Loiret : un viticulteur bio de Cléry-Saint-André lutte contre la reconstruction d’une déchetterie en face de ses vignes

Un viticulteur du Loiret proteste depuis six mois contre l’implantation de la nouvelle déchetterie de Cléry-Saint-André. Elle se reconstruit à deux pas de son futur chai et menace de faire fuir ses clients.

Panneaux indiquant l'extension de la déchèterie de Cléry-Saint-André
Panneaux indiquant l'extension de la déchèterie de Cléry-Saint-André © France Télévisions

Le bras de fer dure depuis le mois de novembre dernier. A cette époque, Reynald Héaulé, viticulteur qui cultive en bio, découvre le projet de reconstruction de la déchetterie de Cléry-Saint-André (Loiret). La rénovation d’une infrastructure déjà existante et très vétuste qui va passer de 2500 à 9000 mètres carrés. Problème : le nouveau terrain de la déchetterie se retrouve pile en face du lieu où le viticulteur a prévu de construire son chai ainsi que son habitation.

"Je souhaitais construire au milieu de mes vignes, comme ça je n’étais pas trop loin et cela faisait un atout commercial pour recevoir les gens. J’ai eu un permis de construire il y a deux ans et demi et, une fois mes travaux commencés, j’ai appris que la déchetterie de Cléry allait s’agrandir de façon considérable juste en face de mes futurs bâtiments", explique Reynald Héaulé.

Vignes de Reynald Héaulé situées en face de l'extension de la déchetterie de Cléry-Saint-André
Vignes de Reynald Héaulé situées en face de l'extension de la déchetterie de Cléry-Saint-André © France Télévision

Lorsqu’il comprend l’ampleur du projet, Reynald Héaulé se manifeste auprès de la communauté de communes des Terres du Val de Loire et auprès de la mairie de Cléry-Saint-André.

"La communauté de communes m’a dit qu’ils n’étaient pas au courant de mon projet et qu’ils étaient stupéfaits !"

Ouverture de la déchetterie prévue cet été

Un défaut de transmission de l’information qui ne trouve pas d’explication concrète. Les deux demandes de permis de construire ont semble-t-il été formulées en parallèle sans qu’aucune des deux parties ne soient au courant du projet de l’autre. Le viticulteur a entamé ses démarches en vue de l’obtention de son permis de construire en 2014 avant d’obtenir le certificat d’urbanisme en janvier 2018 et le permis accordé le 7 janvier 2019. La communauté de communes aurait quant à elle commencé ses démarches administratives après, en 2018.

Selon Pauline Martin, la présidente de la communauté de communes des Terres du Val de Loire, la reconstruction de la déchetterie de Cléry est pourtant prévue depuis longtemps déjà. "Monsieur Héaulé faisait déjà son chai dans un secteur où la déchetterie était présente, donc en effet la mairie de Cléry ne nous a pas signalé qu’il y a avait ce projet. Mais quand on construit une infrastructure comme celle-là, il y a des réunions publiques, il y a des concertations, la question a même été débattue lors des élections municipales, monsieur Héaulé ne pouvait pas ignorer l’existence de ce projet", affirme-t-elle.

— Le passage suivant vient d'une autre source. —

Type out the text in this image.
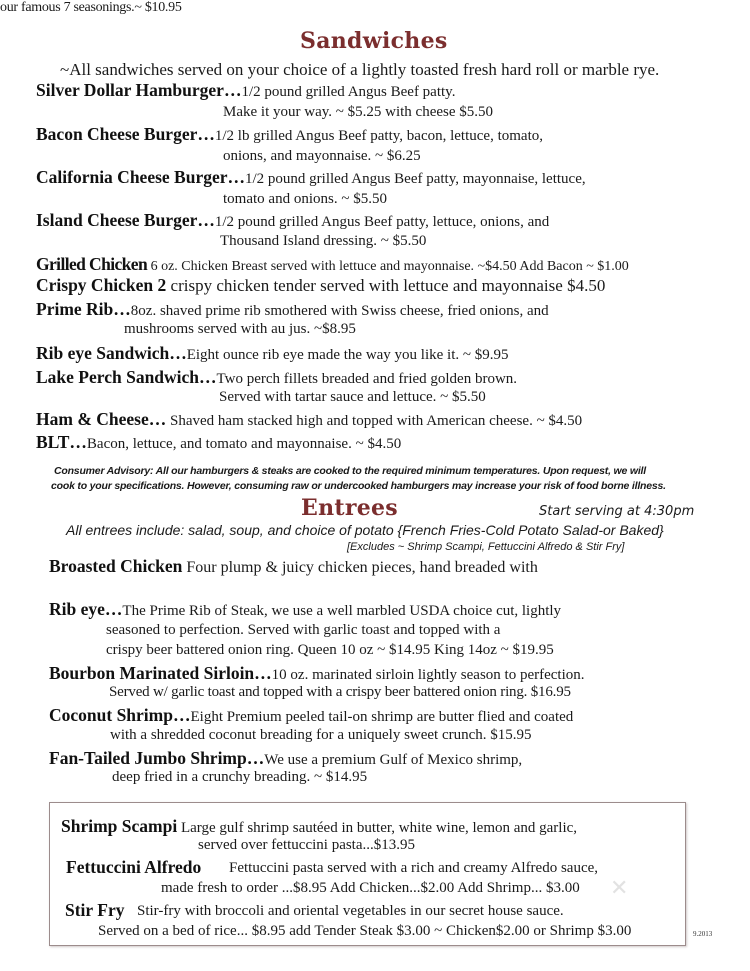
Sandwiches
~All sandwiches served on your choice of a lightly toasted fresh hard roll or marble rye.
Silver Dollar Hamburger…1/2 pound grilled Angus Beef patty.
Make it your way. ~ $5.25 with cheese $5.50
Bacon Cheese Burger…1/2 lb grilled Angus Beef patty, bacon, lettuce, tomato,
onions, and mayonnaise. ~ $6.25
California Cheese Burger…1/2 pound grilled Angus Beef patty, mayonnaise, lettuce,
tomato and onions. ~ $5.50
Island Cheese Burger…1/2 pound grilled Angus Beef patty, lettuce, onions, and
Thousand Island dressing. ~ $5.50
Grilled Chicken 6 oz. Chicken Breast served with lettuce and mayonnaise. ~$4.50 Add Bacon ~ $1.00
Crispy Chicken 2 crispy chicken tender served with lettuce and mayonnaise $4.50
Prime Rib…8oz. shaved prime rib smothered with Swiss cheese, fried onions, and
mushrooms served with au jus. ~$8.95
Rib eye Sandwich…Eight ounce rib eye made the way you like it. ~ $9.95
Lake Perch Sandwich…Two perch fillets breaded and fried golden brown.
Served with tartar sauce and lettuce. ~ $5.50
Ham & Cheese… Shaved ham stacked high and topped with American cheese. ~ $4.50
BLT…Bacon, lettuce, and tomato and mayonnaise. ~ $4.50
Consumer Advisory: All our hamburgers & steaks are cooked to the required minimum temperatures. Upon request, we will
cook to your specifications. However, consuming raw or undercooked hamburgers may increase your risk of food borne illness.
Entrees	Start serving at 4:30pm
All entrees include: salad, soup, and choice of potato {French Fries-Cold Potato Salad-or Baked}
[Excludes ~ Shrimp Scampi, Fettuccini Alfredo & Stir Fry]
Broasted Chicken Four plump & juicy chicken pieces, hand breaded with
our famous 7 seasonings.~ $10.95
Rib eye…The Prime Rib of Steak, we use a well marbled USDA choice cut, lightly
seasoned to perfection. Served with garlic toast and topped with a
crispy beer battered onion ring. Queen 10 oz ~ $14.95 King 14oz ~ $19.95
Bourbon Marinated Sirloin…10 oz. marinated sirloin lightly season to perfection.
Served w/ garlic toast and topped with a crispy beer battered onion ring. $16.95
Coconut Shrimp…Eight Premium peeled tail-on shrimp are butter flied and coated
with a shredded coconut breading for a uniquely sweet crunch. $15.95
Fan-Tailed Jumbo Shrimp…We use a premium Gulf of Mexico shrimp,
deep fried in a crunchy breading. ~ $14.95
Shrimp Scampi Large gulf shrimp sautéed in butter, white wine, lemon and garlic,
served over fettuccini pasta...$13.95
Fettuccini Alfredo Fettuccini pasta served with a rich and creamy Alfredo sauce,
made fresh to order ...$8.95 Add Chicken...$2.00 Add Shrimp... $3.00 ✕
Stir Fry Stir-fry with broccoli and oriental vegetables in our secret house sauce.
Served on a bed of rice... $8.95 add Tender Steak $3.00 ~ Chicken$2.00 or Shrimp $3.00	9.2013
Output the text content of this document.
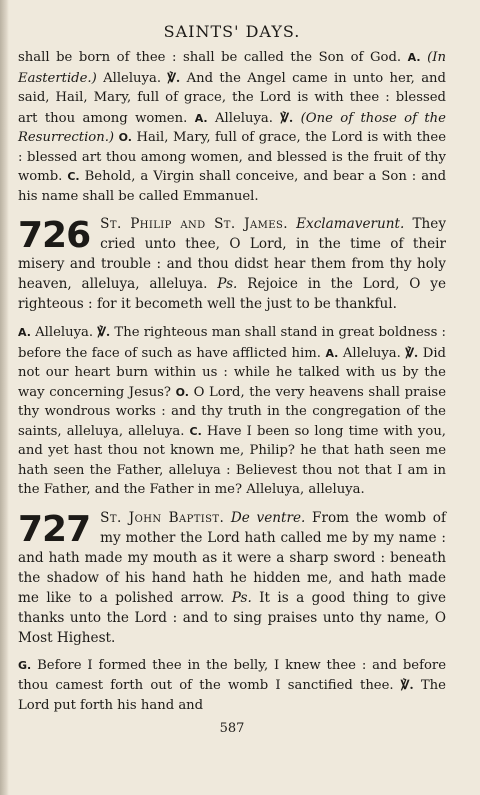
SAINTS' DAYS.

shall be born of thee : shall be called the Son of God. A. (In Eastertide.) Alleluya. ℣. And the Angel came in unto her, and said, Hail, Mary, full of grace, the Lord is with thee : blessed art thou among women. A. Alleluya. ℣. (One of those of the Resurrection.) O. Hail, Mary, full of grace, the Lord is with thee : blessed art thou among women, and blessed is the fruit of thy womb. C. Behold, a Virgin shall conceive, and bear a Son : and his name shall be called Emmanuel.

726 St. Philip and St. James. Exclamaverunt. They cried unto thee, O Lord, in the time of their misery and trouble : and thou didst hear them from thy holy heaven, alleluya, alleluya. Ps. Rejoice in the Lord, O ye righteous : for it becometh well the just to be thankful.

A. Alleluya. ℣. The righteous man shall stand in great boldness : before the face of such as have afflicted him. A. Alleluya. ℣. Did not our heart burn within us : while he talked with us by the way concerning Jesus? O. O Lord, the very heavens shall praise thy wondrous works : and thy truth in the congregation of the saints, alleluya, alleluya. C. Have I been so long time with you, and yet hast thou not known me, Philip? he that hath seen me hath seen the Father, alleluya : Believest thou not that I am in the Father, and the Father in me? Alleluya, alleluya.

727 St. John Baptist. De ventre. From the womb of my mother the Lord hath called me by my name : and hath made my mouth as it were a sharp sword : beneath the shadow of his hand hath he hidden me, and hath made me like to a polished arrow. Ps. It is a good thing to give thanks unto the Lord : and to sing praises unto thy name, O Most Highest.

G. Before I formed thee in the belly, I knew thee : and before thou camest forth out of the womb I sanctified thee. ℣. The Lord put forth his hand and

587
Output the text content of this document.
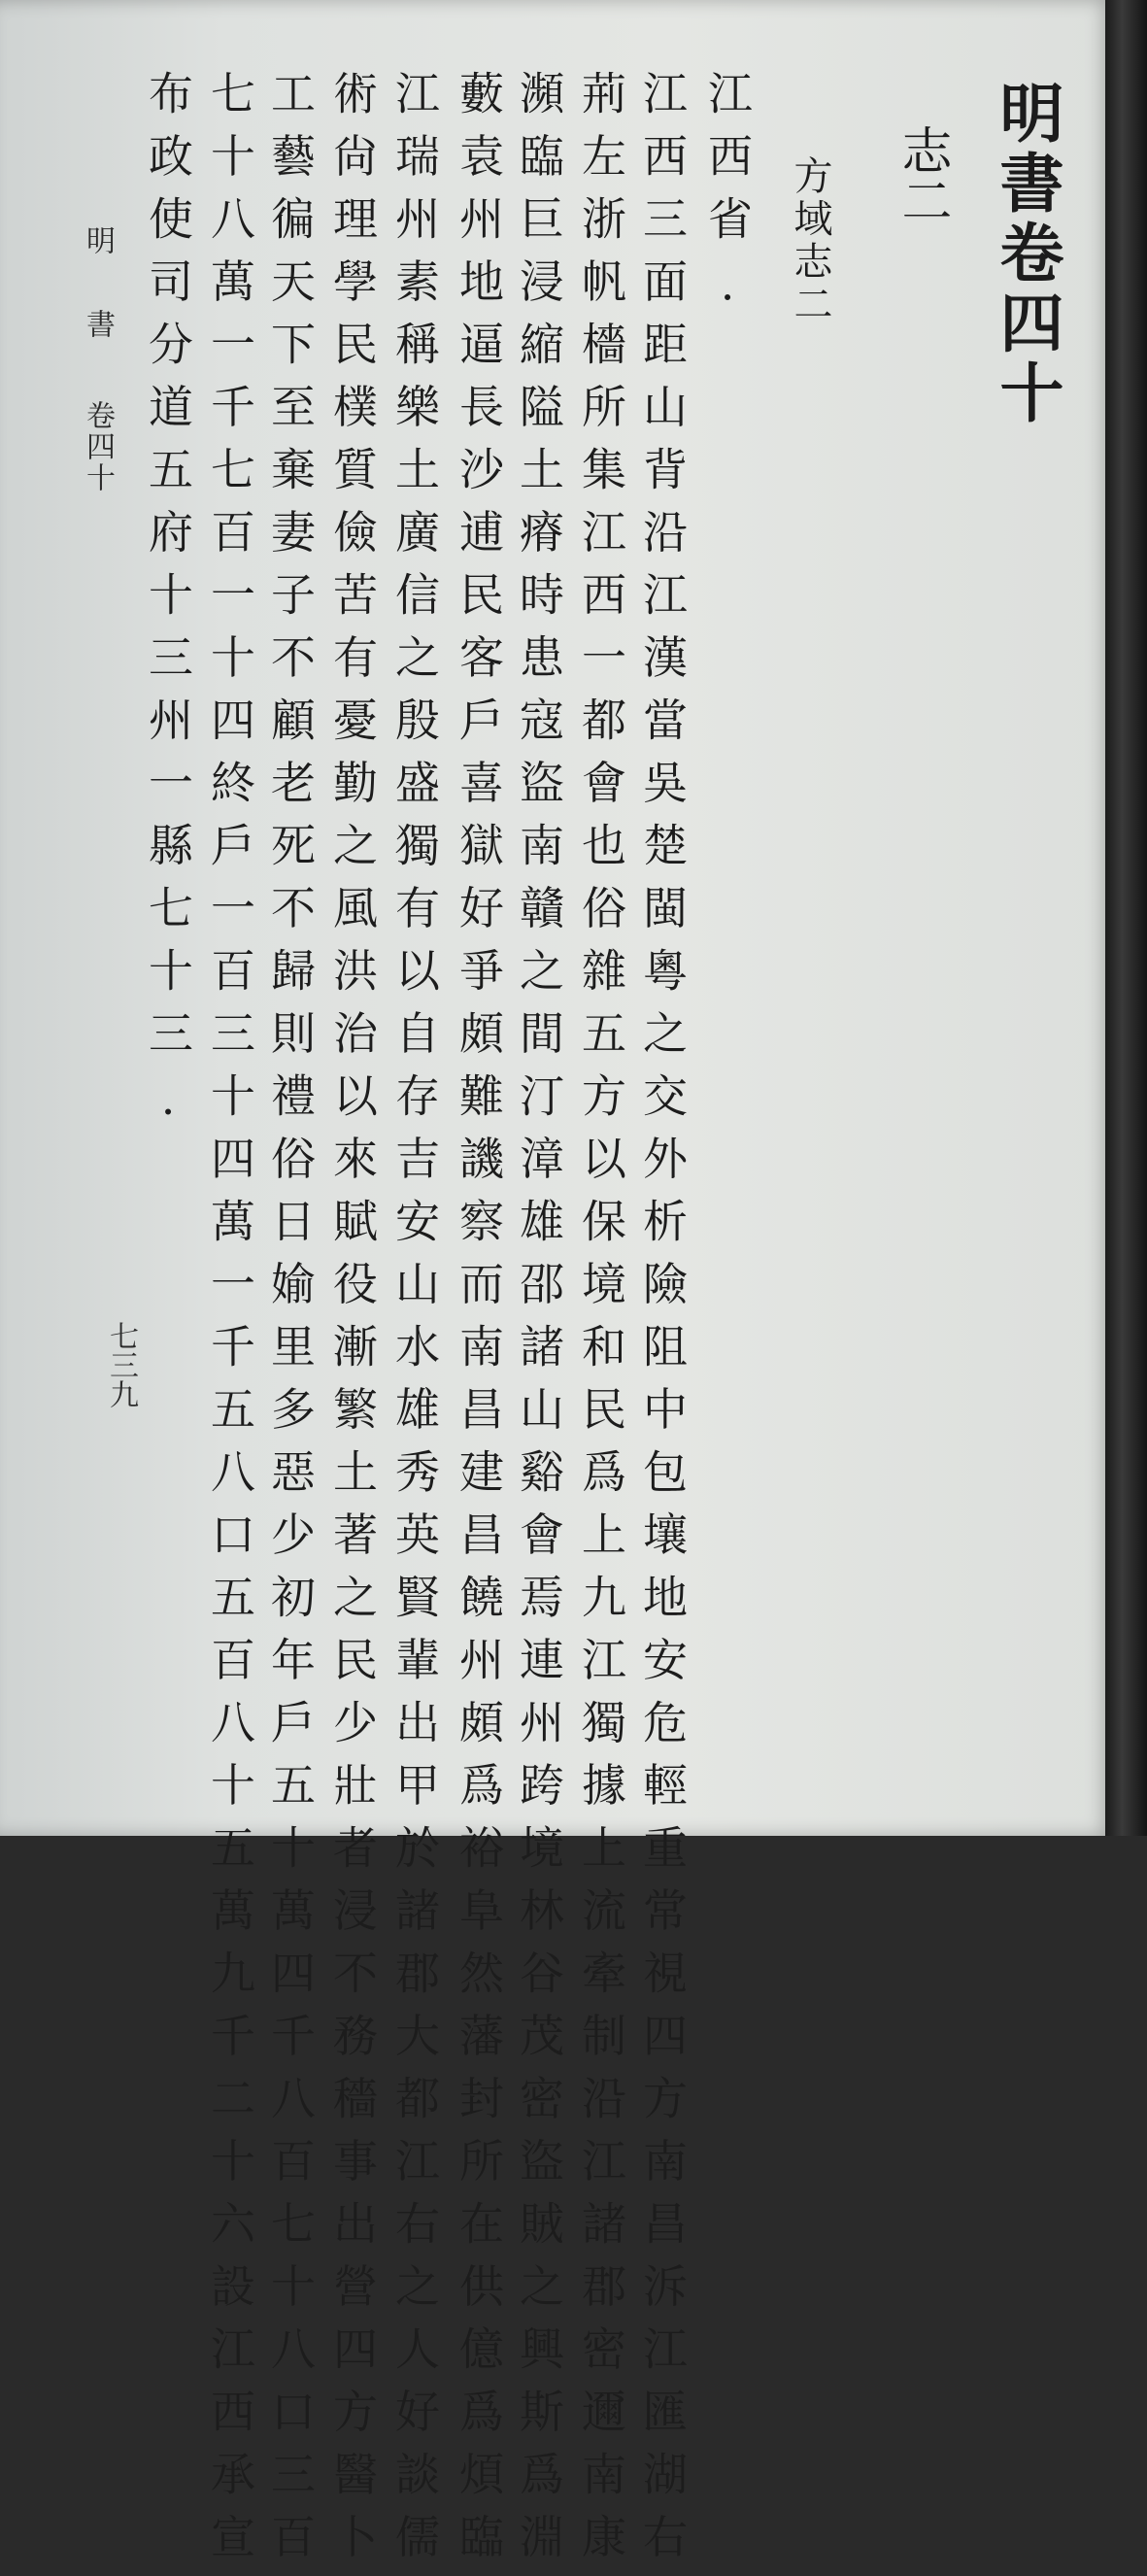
明書卷四十
志二
方域志二
江西省.
江西三面距山背沿江漢當吳楚閩粵之交外析險阻中包壤地安危輕重常視四方南昌泝江匯湖右
荊左浙帆檣所集江西一都會也俗雜五方以保境和民爲上九江獨據上流牽制沿江諸郡密邇南康
瀕臨巨浸縮隘土瘠時患寇盜南贛之間汀漳雄邵諸山谿會焉連州跨境林谷茂密盜賊之興斯爲淵
藪袁州地逼長沙逋民客戶喜獄好爭頗難譏察而南昌建昌饒州頗爲裕阜然藩封所在供億爲煩臨
江瑞州素稱樂土廣信之殷盛獨有以自存吉安山水雄秀英賢輩出甲於諸郡大都江右之人好談儒
術尙理學民樸質儉苦有憂勤之風洪治以來賦役漸繁土著之民少壯者浸不務穡事出營四方醫卜
工藝徧天下至棄妻子不顧老死不歸則禮俗日媮里多惡少初年戶五十萬四千八百七十八口三百
七十八萬一千七百一十四終戶一百三十四萬一千五八口五百八十五萬九千二十六設江西承宣
布政使司分道五府十三州一縣七十三.
明
書
卷四十
七三九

Une déchetterie flambant neuve qui devrait être mise en service cet été et qui se veut plus moderne et plus respectueuse de l’environnement selon la mairie de Cléry-Saint-André et la communauté de communes. Reynald Héaulé qui cultive ses vignes en bio reste pourtant très sceptique.

"J’ai un contrôle tous les ans par un organisme bio, s'ils voient un tas de papiers dans mes vignes cela pourrait poser problème !"

Des négociations au point mort

Pour tenter de trouver une solution au problème, des négociations ont tout de même eu lieu entre les deux parties. Reynald Héaulé s’est ainsi résolu à modifier son projet pour construire un peu plus loin.

"Pour apaiser le débat, nous avons lancé une recherche de terrain, donc on ne fait pas rien, on prend en compte sa problématique ! Mais monsieur Héaulé exige aussi de construire sa maison sauf que cela est interdit en zone agricole", explique Pauline Martin.

Selon Reynald Heaulé, la mairie de Cléry aurait pourtant envisagé de modifier son PLU (Plan Local d’Urbanisme). Aujourd’hui, les négociations sont au point mort. Le dénouement de l’histoire sera peut-être finalement trouvé par la justice. Le viticulteur a déposé deux recours devant le Tribunal Administratif d’Orléans.